JaCoCo analyses the project unit tests and reports on how much of the codebase they cover. Code coverage reports can be generated in several formats like HTML, CSV and XML.
We can set code coverage rules in our build tools to specify a minimum code coverage for classes, modules or projects. If the thresholds aren’t met, then the software won’t be moved into production. This is essential for organizations that want to ensure that every line of production code has been tested.
JaCoCo can also calculate the McCabe cyclomatic complexity score for each method examined. This can help identify code that could be difficult to debug and maintain.
An alternative to JaCoCo is Cobertura. It is also used to identify which parts of your Java codebase are lacking test coverage. Cobertura is free and open source.
SonarQube
SonarQube is developed by SonarSource. They also develop SonarLint and SonarCloud.
The products cover all major programming languages. SonarQube covers 30 languages. SonarCloud covers 26 languages. SonarLint covers about 20 languages.
SonarQube builds on the ideas of PMD, FindBugs and CheckStyle. It provides a static code analysis tool dashboard with a number of reporting features that allow teams to track progress over time.
SonarQube advocates testing software applications on these seven points:
- Enforce coding standards.
- Identify and eliminate bugs.
- Properly document the solution.
- Eliminate copy-and-paste type code duplication.
- Reduce code complexity.
- Enforce complete code coverage.
- Enforce commonly accepted design strategies.
SonarQube has a free and open-source Community edition, as well as three commercial editions (Developer, Enterprise and Data Center).
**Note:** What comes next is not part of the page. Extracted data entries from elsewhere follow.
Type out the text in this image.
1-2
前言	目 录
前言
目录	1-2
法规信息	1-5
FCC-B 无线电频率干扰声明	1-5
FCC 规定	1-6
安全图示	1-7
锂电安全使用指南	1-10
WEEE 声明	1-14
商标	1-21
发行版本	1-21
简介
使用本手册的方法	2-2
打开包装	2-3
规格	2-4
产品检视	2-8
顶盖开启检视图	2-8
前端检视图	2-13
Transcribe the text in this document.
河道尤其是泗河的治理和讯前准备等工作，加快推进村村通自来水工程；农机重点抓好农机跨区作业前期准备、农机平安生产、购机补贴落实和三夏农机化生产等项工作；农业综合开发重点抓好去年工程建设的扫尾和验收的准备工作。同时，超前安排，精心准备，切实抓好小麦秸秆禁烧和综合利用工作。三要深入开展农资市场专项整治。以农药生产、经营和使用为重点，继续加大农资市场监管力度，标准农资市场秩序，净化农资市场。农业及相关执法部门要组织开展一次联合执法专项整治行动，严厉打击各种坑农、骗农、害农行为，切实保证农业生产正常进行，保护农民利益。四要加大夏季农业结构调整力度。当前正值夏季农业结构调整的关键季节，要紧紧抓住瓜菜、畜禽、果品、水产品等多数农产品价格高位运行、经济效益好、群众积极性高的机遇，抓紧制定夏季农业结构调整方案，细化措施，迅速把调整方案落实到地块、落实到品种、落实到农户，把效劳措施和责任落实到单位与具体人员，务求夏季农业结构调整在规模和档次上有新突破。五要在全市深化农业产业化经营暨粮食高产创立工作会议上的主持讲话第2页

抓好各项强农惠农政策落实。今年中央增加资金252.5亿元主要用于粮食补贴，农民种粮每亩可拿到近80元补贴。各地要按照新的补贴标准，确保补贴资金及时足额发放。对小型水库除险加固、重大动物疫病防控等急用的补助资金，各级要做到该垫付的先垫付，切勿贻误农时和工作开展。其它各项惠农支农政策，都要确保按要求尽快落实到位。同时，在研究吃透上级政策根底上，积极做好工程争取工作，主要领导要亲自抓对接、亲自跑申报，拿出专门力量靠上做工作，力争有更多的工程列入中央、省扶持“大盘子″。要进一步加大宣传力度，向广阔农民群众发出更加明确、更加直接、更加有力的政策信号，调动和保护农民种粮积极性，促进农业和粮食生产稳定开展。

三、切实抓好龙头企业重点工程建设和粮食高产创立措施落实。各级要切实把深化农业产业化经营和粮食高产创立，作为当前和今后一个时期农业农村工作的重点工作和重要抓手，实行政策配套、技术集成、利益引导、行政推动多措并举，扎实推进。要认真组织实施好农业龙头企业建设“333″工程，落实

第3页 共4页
Downloads can be found here.
Conclusion
Every developer wants to create high-quality Java code, but tight deadlines sometimes cause quality to take a backseat. If we integrate static code analysers into our build and deploy process, we can be confident that accidental errors won't find their way into a production release.
What do you think about static code analysers? Which ones do you use, and how helpful have they been to your project? I'd love to hear your your comments.
Until then, stay safe and write good code!